Some answers to this question are good but rather inefficient (O(N^2)).

This is so, because the path is constructed from scratch for every Positionen element. The average path length is N/2 and there are N Positionen elements. That means that N*N/2 operations are needed as minimum to construct all paths — and this is quadratical time complexity.

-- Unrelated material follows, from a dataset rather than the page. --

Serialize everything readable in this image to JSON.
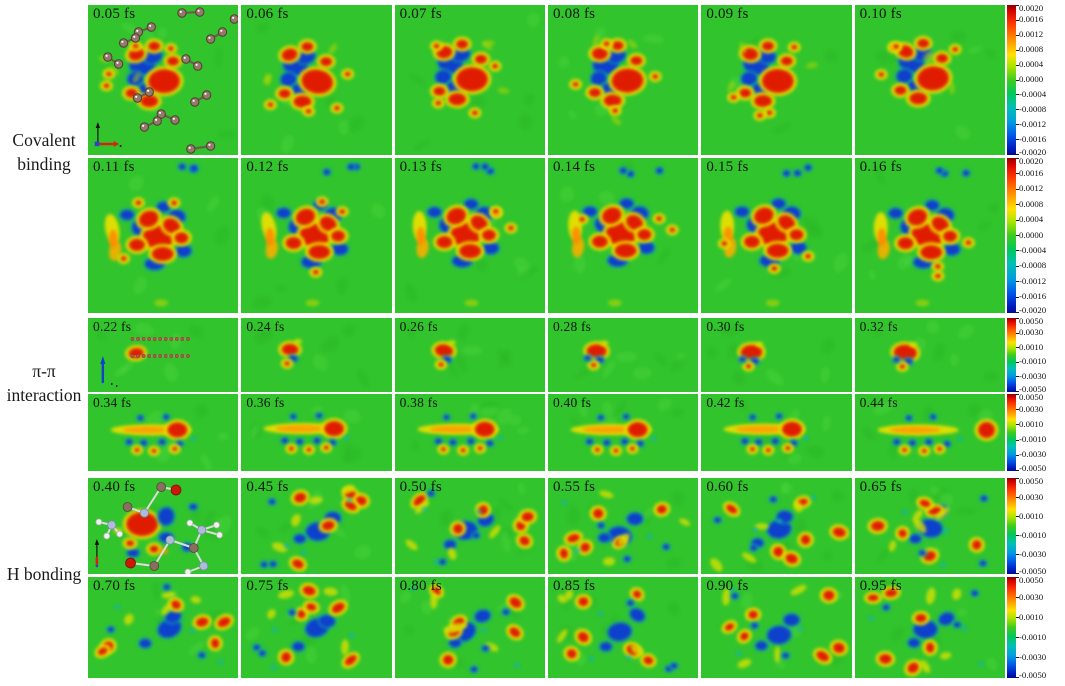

Here is a more efficient O(N*log(N)) — could be even (O(N) — linear) solution in case it is acceptable for the Positionen elements in the output to be unsorted:

<xsl:stylesheet version="1.0"
 xmlns:xsl="http://www.w3.org/1999/XSL/Transform"
 xmlns:ext="http://exslt.org/common" exclude-result-prefixes="ext">
 <xsl:output omit-xml-declaration="yes" indent="yes"/>
 <xsl:strip-space elements="*"/>

 <xsl:key name="kChildren" match="Positionen" use="Parent"/>

 <xsl:template match="node()|@*">
     <xsl:copy>
       <xsl:apply-templates select="node()|@*"/>
     </xsl:copy>
 </xsl:template>

 <xsl:template match="/">
  <xsl:variable name="vrtfPass1">
    <xsl:apply-templates select="node()|@*"/>
  </xsl:variable>

  <xsl:variable name="vPass1" select="ext:node-set($vrtfPass1)"/>

  <xsl:apply-templates select="$vPass1/*" mode="pass2"/>
 </xsl:template>

 <xsl:template match="/*">
  <xsl:copy>
    <xsl:apply-templates select="Positionen[not(number(Parent))]" mode="path"/>
  </xsl:copy>
 </xsl:template>

 <xsl:template match="Positionen" mode="path">
  <xsl:param name="pPath"/>

  <xsl:copy>
    <xsl:apply-templates select="node()|@*"/>
    <Path><xsl:value-of select="concat($pPath, ID)"/></Path>
  </xsl:copy>
  <xsl:apply-templates select="key('kChildren', ID)" mode="path">
   <xsl:with-param name="pPath" select="concat($pPath, ID, '/')"/>
  </xsl:apply-templates>
 </xsl:template>

 <xsl:template match="/*" mode="pass2">
  <xsl:copy>
       <xsl:apply-templates select="node()|@*">
         <xsl:sort select="ID" data-type="number"/>
       </xsl:apply-templates>
  </xsl:copy>
 </xsl:template>
</xsl:stylesheet>

when this transformation is applied on the provided XML document:

<Positions>
    <Positionen>
        <ID>1</ID>
        <Parent></Parent>
    </Positionen>
    <Positionen>
        <ID>2</ID>
        <Parent>1</Parent>
    </Positionen>
    <Positionen>
        <ID>3</ID>
        <Parent>1</Parent>
    </Positionen>
    <Positionen>
        <ID>4</ID>
        <Parent>2</Parent>
    </Positionen>
    <Positionen>
        <ID>5</ID>
        <Parent>4</Parent>
    </Positionen>
    <Positionen>
        <ID>6</ID>
        <Parent>2</Parent>
    </Positionen>
</Positions>

the wanted, correct result is produced:

<Positions>
   <Positionen>
      <ID>1</ID>
      <Parent/>
      <Path>1</Path>
   </Positionen>
   <Positionen>
      <ID>2</ID>
      <Parent>1</Parent>
      <Path>1/2</Path>
   </Positionen>
   <Positionen>
      <ID>3</ID>
      <Parent>1</Parent>
      <Path>1/3</Path>
   </Positionen>
   <Positionen>
      <ID>4</ID>
      <Parent>2</Parent>
      <Path>1/2/4</Path>
   </Positionen>
   <Positionen>
      <ID>5</ID>
      <Parent>4</Parent>
      <Path>1/2/4/5</Path>
   </Positionen>
   <Positionen>
      <ID>6</ID>
      <Parent>2</Parent>
      <Path>1/2/6</Path>
   </Positionen>
</Positions>

Do Note:

Every Path is produced by adding the current ID to the path of the parent (which is calculated only once) — an O(1) operation. Fot the total of N paths this is O(N).

The final sorting makes the time complexity O(N*log(N)) — still much better than quadratical.